Die Linke hat sich aller politischen Machtpositionen entledigt. Sie hat fast alle ihre eigenen Medien verloren. Sie sprach eine Sprache, die großen Teilen der Bevölkerung nicht verständlich ist. Sie verlor den Kontakt zu weiten Teilen der Bevölkerung – den Peripherie-Städten, den orientalischen Juden, den russischen Einwanderern. Sie hat sich verstümmelt, als sie zustimmte, den arabischen Teil der Bevölkerung aus jeder Koalition auszuschließen. Das Ergebnis: Sie versagte darin, die Bevölkerung zu überzeugen, ein Friede sei möglich, es gebe einen Partner für den Frieden.
Die Stimme der aktiven, hingebungsvoll und überzeugt arbeitenden Friedensaktivisten wurde ohne Zugang zu den gehirngewaschenen Medien immer dünner.
Viele verzweifelten. Manche verzichten auf den Staat und suchen Scheinlösungen wie die vom "einen Staat". Parolen wie "Es bleibt uns nichts übrig", "Alles ist verloren", "Man hat uns den Staat gestohlen" nähren bei vielen einen Pessimismus, der sie zu nichts verpflichtet.
Das Erscheinen Barack Obamas aus dem Nichts ließ in den USA eine neue nationale Koalition entstehen und bewirkte einen historischen Umbruch, der beweist, dass alles möglich ist. Leute mit begeisternden Visionen, kreativem Denken, mit Mut, Entschlossenheit und einer klaren Botschaft können Wunder wirken. Vor zwei Jahren hätte niemand es für möglich gehalten, jetzt ist es Wirklichkeit.
Obama hat eine geschlagene Partei in die Hand genommen, die schon fast begraben wurde, und hat sie zu neuem Leben erweckt.
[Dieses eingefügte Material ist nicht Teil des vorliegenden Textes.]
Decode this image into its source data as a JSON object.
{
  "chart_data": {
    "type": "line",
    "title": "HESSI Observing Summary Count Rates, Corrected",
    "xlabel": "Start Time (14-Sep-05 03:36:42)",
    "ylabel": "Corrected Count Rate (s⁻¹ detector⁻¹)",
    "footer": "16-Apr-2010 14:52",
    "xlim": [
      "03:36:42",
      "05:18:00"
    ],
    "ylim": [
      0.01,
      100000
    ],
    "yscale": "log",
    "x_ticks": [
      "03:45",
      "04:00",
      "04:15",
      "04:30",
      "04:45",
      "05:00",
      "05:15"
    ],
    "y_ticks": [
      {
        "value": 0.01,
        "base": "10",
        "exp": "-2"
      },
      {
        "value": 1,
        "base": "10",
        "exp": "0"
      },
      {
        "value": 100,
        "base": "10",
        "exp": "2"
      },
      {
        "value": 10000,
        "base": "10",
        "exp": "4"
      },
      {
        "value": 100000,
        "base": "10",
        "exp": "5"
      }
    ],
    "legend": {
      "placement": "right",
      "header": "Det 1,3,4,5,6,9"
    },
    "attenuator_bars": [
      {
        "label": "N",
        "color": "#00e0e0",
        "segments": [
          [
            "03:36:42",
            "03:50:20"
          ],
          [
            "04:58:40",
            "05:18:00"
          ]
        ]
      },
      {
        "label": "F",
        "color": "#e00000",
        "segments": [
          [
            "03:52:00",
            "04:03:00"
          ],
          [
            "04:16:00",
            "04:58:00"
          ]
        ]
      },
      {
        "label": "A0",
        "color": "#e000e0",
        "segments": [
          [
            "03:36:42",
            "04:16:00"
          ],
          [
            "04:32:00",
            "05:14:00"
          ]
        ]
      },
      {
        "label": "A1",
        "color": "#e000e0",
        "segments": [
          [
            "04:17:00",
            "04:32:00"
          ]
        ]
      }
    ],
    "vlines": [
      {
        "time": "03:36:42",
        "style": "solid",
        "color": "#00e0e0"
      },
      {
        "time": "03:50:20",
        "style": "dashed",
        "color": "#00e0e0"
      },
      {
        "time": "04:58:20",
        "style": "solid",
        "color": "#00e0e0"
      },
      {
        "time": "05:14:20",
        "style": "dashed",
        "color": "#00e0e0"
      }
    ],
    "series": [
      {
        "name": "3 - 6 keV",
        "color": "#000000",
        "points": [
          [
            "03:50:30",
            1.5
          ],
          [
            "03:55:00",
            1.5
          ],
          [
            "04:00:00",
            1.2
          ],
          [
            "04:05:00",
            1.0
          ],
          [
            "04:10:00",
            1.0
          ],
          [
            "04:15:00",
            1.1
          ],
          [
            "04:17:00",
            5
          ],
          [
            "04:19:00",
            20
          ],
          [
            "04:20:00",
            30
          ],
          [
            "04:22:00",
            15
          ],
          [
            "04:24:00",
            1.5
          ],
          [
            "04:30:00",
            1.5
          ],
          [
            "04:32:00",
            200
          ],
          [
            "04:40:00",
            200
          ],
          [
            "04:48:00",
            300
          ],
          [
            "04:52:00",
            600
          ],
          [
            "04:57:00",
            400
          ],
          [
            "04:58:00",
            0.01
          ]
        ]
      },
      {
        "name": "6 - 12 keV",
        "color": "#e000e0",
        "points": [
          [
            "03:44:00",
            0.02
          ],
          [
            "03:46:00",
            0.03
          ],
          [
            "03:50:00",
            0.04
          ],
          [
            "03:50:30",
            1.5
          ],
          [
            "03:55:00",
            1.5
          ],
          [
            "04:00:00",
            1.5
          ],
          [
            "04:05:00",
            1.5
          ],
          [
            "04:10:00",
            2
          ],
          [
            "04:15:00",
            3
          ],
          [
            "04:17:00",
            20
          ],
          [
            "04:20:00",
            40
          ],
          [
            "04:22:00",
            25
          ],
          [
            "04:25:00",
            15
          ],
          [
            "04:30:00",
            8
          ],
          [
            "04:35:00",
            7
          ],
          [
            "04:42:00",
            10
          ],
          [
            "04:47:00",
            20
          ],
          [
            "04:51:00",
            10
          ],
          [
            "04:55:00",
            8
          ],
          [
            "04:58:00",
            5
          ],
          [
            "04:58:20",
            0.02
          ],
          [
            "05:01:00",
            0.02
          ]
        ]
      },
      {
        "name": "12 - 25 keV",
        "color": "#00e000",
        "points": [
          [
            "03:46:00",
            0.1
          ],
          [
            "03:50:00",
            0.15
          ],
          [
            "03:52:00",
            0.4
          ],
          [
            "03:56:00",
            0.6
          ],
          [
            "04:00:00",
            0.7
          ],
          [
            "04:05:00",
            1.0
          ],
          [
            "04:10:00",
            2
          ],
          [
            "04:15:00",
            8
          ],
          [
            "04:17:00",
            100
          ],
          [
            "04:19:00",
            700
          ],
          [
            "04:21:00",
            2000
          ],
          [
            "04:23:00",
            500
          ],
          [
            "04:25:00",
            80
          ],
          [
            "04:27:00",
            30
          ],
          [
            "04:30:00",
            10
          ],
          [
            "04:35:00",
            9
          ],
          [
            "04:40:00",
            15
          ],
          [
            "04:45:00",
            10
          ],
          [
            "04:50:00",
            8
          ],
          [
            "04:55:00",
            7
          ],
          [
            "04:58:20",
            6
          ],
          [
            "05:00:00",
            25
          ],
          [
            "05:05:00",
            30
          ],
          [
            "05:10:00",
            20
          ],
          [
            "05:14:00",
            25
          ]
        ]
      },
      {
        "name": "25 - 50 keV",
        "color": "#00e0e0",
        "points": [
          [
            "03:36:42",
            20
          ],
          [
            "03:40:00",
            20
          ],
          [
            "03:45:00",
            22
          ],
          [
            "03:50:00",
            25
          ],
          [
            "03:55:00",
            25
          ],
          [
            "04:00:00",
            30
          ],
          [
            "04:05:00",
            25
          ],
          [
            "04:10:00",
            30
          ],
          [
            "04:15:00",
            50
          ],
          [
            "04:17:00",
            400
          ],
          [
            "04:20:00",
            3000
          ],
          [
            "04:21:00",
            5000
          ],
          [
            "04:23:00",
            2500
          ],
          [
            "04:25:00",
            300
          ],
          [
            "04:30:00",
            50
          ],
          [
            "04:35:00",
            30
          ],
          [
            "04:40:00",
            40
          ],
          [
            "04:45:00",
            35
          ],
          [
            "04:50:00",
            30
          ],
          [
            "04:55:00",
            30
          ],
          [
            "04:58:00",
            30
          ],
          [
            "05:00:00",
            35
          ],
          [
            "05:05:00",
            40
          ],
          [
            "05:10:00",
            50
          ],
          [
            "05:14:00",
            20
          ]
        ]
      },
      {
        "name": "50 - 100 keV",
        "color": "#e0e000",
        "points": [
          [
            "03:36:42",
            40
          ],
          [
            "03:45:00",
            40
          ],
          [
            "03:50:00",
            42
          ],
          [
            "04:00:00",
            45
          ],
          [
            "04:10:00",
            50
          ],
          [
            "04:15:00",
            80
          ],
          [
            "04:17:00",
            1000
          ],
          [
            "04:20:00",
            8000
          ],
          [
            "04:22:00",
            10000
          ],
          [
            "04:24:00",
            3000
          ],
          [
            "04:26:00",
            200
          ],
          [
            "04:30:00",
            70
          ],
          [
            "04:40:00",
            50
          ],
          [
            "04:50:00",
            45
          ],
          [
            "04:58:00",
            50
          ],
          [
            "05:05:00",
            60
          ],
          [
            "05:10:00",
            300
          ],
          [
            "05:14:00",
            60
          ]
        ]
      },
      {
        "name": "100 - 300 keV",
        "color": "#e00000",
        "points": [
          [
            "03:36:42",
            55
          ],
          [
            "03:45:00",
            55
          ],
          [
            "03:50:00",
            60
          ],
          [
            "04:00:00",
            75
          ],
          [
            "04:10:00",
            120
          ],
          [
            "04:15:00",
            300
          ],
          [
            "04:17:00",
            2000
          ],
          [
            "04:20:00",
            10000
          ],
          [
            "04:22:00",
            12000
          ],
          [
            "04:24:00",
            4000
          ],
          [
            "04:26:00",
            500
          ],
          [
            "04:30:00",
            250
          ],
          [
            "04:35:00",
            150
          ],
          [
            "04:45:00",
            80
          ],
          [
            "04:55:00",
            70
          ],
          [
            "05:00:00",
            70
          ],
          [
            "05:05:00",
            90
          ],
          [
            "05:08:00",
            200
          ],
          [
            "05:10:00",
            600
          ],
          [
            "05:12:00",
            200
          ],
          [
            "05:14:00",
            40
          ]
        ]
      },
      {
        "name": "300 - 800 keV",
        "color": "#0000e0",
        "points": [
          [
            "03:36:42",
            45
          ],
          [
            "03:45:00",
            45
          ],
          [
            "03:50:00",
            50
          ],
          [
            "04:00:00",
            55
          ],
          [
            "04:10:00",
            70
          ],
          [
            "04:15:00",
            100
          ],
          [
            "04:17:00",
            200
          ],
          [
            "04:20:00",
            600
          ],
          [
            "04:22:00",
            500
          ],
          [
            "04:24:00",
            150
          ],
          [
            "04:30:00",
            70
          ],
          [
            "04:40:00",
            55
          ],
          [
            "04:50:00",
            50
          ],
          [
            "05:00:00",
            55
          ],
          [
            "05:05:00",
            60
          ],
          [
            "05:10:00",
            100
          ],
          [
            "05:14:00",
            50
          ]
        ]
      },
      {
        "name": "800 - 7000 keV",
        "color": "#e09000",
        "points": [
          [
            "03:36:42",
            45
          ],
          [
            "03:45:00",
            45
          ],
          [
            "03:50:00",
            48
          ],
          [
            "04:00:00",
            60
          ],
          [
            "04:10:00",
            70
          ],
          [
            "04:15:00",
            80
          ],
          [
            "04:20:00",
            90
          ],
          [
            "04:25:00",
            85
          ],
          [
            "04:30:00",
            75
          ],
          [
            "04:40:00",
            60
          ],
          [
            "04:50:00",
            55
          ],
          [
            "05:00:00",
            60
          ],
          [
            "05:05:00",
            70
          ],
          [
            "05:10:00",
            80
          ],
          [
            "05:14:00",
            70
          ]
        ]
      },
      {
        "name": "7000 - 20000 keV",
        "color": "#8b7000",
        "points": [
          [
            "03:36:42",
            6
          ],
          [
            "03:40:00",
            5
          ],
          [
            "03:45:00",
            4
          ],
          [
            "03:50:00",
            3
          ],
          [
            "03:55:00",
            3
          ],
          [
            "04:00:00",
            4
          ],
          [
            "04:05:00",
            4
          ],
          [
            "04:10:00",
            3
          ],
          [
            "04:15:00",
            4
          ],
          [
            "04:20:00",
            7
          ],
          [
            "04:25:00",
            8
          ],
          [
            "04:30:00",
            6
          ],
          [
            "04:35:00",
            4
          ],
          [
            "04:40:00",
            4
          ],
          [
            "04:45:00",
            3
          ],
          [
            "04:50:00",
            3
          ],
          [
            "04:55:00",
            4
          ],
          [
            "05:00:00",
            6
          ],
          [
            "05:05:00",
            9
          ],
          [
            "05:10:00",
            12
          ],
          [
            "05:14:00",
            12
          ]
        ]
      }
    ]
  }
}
Er hat eine ganze neue Generation mobilisiert, die verstand, dass jede Änderung sich politisch vollziehen muss, dass politisches Engagement für jeden verpflichtend ist, der die Welt verbessern will.
Am letzten Samstag versammelten sich die Friedensbewegten am Rabin-Platz, hörten sich höflich traurige Lieder und all die Klischees der Politiker an, die schon versagt haben. An diesem Abend wurde das Wort "Palästinenser" nicht ein einziges Mal erwähnt. Eine Atmosphäre stiller Bedrücktheit schwebte über den Köpfen. Aber vielleicht befand sich im zahlreichen Publikum der Zuhörer unser Obama, der auf seine Stunde wartet.
Diese Stunde rückt näher; wir haben ja das nationale Bewusstsein schon gewonnen. Auch die Vorraussetzungen ändern sich weltweit zu unseren Gunsten.
Ich glaube, ein israelischer Obama wird hier einen fruchtbaren Boden vorfinden, wenn er Frieden bringen will. Ich wünsche mir sehr, bei seiner Siegesfeier auf dem Rabin-Platz dabei zu sein.